Researchers at NVIDIA, a leading AI chip company, recently unveiled a groundbreaking architecture optimization technique called "FFN Fusion." This technique aims to significantly improve the inference efficiency of large language models (LLMs) by addressing the inherent serial computation bottleneck in the Transformer architecture, paving the way for wider deployment of high-performance AI applications.
In recent years, large language models have demonstrated remarkable capabilities in natural language processing, scientific research, and conversational agents. However, as model size and complexity increase, the computational resources required for inference also grow significantly, leading to efficiency bottlenecks. The Transformer architecture, the foundation of LLMs, utilizes alternating attention mechanisms and feed-forward network (FFN) layers that process inputs sequentially. This inherent serial structure, when scaled up, dramatically increases computation and communication costs between GPUs, reducing efficiency and raising deployment costs. This issue is particularly pronounced in scenarios requiring rapid generation of multiple tokens, such as real-time AI assistants.
To address this challenge, NVIDIA researchers proposed FFN Fusion. The core idea is to merge consecutive, loosely dependent FFN layers into a wider single FFN. Researchers observed that after removing attention layers, long sequences of consecutive FFNs often exist in LLMs. By analyzing these sequences, they found that the dependency between these FFN layers is minimal, allowing for parallel execution.
The mathematical foundation of FFN Fusion lies in concatenating the weights of multiple serially connected FFNs to create an equivalent single module that can be computed in parallel. For instance, if three FFNs are stacked sequentially, with each FFN's output serving as the input to the next, FFN Fusion eliminates this dependency, enabling the three FFNs to process the same input concurrently and aggregate their outputs. Theoretical analysis shows that the fused FFN retains the same representational capacity as the original FFNs.
Ultra-253B-Base: Enhanced Performance and Efficiency
NVIDIA researchers applied FFN Fusion to Meta's Llama-3.1-405B-Instruct model, creating a new model called Ultra-253B-Base through pruning and reconstruction. Experimental results demonstrate significant improvements in inference speed and resource efficiency.
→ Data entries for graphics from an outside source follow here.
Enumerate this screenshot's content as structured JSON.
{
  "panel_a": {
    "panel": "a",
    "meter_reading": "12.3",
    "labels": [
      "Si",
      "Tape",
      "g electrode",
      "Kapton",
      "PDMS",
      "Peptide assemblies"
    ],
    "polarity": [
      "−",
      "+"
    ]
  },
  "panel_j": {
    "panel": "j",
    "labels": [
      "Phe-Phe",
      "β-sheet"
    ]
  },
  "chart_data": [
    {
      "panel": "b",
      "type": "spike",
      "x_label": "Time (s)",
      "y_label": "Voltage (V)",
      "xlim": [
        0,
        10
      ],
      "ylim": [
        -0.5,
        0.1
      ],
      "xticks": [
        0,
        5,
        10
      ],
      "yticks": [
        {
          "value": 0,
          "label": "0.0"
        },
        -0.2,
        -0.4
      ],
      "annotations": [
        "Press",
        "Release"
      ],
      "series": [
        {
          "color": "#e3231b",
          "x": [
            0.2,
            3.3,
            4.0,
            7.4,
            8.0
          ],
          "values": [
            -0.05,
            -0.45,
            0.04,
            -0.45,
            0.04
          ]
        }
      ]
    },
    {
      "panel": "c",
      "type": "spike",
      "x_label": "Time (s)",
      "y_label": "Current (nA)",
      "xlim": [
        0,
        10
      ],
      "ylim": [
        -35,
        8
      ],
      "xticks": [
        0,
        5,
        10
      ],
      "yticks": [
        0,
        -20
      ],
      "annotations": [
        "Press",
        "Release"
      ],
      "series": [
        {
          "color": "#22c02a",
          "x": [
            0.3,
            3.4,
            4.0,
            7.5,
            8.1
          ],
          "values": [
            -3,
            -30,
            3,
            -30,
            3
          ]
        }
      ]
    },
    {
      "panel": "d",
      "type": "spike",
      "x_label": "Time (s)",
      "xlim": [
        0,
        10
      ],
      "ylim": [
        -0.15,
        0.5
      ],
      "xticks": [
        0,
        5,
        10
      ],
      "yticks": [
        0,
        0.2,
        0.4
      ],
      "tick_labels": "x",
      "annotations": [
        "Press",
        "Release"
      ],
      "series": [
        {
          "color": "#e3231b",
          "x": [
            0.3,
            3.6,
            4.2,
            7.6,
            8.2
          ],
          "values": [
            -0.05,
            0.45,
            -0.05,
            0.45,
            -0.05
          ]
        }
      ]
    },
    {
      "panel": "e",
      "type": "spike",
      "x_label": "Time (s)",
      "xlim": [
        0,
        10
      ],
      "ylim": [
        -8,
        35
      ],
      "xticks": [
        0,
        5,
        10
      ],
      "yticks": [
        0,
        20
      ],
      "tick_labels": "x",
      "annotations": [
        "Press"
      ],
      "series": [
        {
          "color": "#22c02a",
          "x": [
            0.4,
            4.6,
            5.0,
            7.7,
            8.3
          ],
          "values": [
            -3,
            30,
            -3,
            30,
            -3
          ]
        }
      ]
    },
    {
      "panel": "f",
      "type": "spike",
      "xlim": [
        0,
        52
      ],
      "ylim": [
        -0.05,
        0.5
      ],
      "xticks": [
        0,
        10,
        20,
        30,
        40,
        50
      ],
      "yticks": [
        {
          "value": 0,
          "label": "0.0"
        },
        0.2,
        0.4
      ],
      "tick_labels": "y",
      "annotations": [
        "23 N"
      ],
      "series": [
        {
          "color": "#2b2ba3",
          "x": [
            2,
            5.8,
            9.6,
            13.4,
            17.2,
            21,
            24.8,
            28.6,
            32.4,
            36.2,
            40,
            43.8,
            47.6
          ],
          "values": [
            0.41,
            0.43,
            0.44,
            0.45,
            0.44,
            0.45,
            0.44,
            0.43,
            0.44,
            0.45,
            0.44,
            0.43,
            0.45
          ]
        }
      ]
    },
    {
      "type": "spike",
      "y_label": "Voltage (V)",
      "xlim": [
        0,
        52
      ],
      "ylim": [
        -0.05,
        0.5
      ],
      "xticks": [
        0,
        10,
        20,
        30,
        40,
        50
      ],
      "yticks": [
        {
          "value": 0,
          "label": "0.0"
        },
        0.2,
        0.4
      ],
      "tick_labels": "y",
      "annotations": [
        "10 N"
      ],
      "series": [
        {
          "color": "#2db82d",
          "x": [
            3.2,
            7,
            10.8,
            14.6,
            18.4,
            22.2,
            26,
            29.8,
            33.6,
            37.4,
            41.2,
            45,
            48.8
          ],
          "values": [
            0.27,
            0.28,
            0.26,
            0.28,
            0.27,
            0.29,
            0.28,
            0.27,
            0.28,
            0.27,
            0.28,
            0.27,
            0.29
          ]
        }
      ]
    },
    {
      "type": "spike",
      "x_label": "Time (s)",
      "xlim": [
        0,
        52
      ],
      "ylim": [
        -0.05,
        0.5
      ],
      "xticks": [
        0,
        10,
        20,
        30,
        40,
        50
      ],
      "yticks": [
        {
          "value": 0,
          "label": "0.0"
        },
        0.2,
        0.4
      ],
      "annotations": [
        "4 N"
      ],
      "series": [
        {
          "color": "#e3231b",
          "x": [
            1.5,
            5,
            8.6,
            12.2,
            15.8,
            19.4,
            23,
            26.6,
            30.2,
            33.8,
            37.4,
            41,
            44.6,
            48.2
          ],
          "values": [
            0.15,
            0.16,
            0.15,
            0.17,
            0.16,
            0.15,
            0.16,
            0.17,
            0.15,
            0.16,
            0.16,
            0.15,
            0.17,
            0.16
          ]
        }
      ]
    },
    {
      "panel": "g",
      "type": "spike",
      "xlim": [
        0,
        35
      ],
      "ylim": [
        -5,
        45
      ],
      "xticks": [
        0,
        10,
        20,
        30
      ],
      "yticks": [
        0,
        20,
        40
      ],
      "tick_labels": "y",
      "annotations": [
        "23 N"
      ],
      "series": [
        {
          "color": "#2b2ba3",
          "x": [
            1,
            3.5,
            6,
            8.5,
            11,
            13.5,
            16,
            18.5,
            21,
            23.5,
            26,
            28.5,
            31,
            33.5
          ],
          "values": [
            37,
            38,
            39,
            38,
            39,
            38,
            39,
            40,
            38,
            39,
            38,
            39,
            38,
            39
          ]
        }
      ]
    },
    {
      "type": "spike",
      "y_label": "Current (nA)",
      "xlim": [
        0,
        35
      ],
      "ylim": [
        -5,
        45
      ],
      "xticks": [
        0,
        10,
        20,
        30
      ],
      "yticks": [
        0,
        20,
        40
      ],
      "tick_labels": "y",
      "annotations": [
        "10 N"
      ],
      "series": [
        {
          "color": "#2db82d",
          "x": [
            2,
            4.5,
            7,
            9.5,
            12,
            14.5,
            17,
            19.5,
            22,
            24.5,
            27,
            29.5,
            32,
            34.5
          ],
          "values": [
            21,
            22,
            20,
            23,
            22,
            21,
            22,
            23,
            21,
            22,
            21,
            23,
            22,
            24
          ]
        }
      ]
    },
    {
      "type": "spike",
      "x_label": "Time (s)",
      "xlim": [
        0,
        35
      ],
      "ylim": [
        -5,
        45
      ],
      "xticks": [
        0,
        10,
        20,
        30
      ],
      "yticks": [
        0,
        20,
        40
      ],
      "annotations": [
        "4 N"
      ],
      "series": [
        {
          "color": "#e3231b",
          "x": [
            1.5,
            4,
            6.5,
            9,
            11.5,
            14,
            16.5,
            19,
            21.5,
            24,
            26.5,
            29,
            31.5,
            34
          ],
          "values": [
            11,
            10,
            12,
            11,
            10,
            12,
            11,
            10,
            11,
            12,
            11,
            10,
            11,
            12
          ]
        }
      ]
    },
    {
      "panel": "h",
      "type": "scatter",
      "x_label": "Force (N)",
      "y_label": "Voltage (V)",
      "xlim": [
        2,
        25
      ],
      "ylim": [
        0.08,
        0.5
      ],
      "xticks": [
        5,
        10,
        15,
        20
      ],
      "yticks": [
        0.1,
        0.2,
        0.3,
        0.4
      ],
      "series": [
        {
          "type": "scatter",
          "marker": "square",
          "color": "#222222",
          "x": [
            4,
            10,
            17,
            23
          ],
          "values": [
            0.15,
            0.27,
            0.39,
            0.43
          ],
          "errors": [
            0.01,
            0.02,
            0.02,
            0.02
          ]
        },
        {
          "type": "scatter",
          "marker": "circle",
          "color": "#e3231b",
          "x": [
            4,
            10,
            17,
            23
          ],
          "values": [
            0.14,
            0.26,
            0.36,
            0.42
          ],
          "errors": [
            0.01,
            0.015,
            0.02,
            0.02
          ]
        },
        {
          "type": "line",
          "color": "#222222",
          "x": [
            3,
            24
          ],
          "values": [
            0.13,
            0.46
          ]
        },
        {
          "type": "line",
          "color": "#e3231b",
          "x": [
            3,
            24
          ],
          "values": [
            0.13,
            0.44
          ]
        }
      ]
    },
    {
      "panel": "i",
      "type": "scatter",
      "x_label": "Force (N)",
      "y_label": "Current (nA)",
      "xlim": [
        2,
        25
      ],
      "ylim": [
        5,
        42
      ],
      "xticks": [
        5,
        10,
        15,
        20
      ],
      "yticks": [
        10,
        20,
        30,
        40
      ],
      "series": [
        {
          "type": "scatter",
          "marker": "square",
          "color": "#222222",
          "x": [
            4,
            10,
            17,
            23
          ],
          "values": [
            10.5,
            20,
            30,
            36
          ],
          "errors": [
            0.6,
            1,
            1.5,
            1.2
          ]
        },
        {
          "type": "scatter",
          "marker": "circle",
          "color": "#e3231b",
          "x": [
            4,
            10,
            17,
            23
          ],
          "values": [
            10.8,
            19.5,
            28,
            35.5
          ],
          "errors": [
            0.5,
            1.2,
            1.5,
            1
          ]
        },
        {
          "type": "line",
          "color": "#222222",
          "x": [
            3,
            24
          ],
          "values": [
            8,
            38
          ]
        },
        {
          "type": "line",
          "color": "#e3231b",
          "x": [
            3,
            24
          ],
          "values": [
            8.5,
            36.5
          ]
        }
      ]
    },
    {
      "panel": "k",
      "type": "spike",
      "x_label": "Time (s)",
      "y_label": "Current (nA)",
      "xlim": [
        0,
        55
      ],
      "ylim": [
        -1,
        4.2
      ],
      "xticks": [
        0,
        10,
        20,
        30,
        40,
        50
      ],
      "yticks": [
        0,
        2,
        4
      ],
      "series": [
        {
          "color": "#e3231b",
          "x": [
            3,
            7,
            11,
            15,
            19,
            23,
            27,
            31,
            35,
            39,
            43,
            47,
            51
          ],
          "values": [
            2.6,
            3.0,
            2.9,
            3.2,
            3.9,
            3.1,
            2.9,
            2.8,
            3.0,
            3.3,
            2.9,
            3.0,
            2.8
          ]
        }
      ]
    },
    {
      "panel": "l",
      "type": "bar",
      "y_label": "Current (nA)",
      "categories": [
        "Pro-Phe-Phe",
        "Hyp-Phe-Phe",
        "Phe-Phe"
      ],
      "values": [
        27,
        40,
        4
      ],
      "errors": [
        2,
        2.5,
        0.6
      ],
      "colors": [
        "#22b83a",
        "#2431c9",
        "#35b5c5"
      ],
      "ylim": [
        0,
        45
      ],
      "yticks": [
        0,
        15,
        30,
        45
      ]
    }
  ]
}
Specifically, the model achieved a 1.71x reduction in inference latency and a 35x reduction in computation cost per token at a batch size of 32.
Even more impressive, this efficiency gain did not come at the cost of model capability. Ultra-253B-Base achieved excellent results on several authoritative benchmark datasets, such as: MMLU 85.17%, MMLU-Pro 72.25%, HumanEval 86.58%, Arena Hard 84.92%, MT-Bench 9.19. These results are often comparable to or even better than the original 405 billion-parameter model, while Ultra-253B-Base contains only 253 billion parameters. Furthermore, the model's memory usage was halved, thanks to kv-cache optimization.
Researchers used cosine distance analysis of the outputs between FFN layers to identify regions with low interdependency, which are the optimal candidates for fusion. FFN Fusion has been validated on models of different sizes (including 49 billion, 70 billion, and 253 billion parameters), demonstrating its good generalizability.
This research shows that through in-depth analysis and clever architectural design, the efficiency of LLMs can be significantly improved. FFN Fusion lays the foundation for designing more parallelizable and hardware-friendly LLMs. While the parallelization of the entire Transformer module faces more challenges due to stronger inter-layer dependencies, the success of FFN Fusion undoubtedly points to a crucial direction for future LLM efficiency optimization.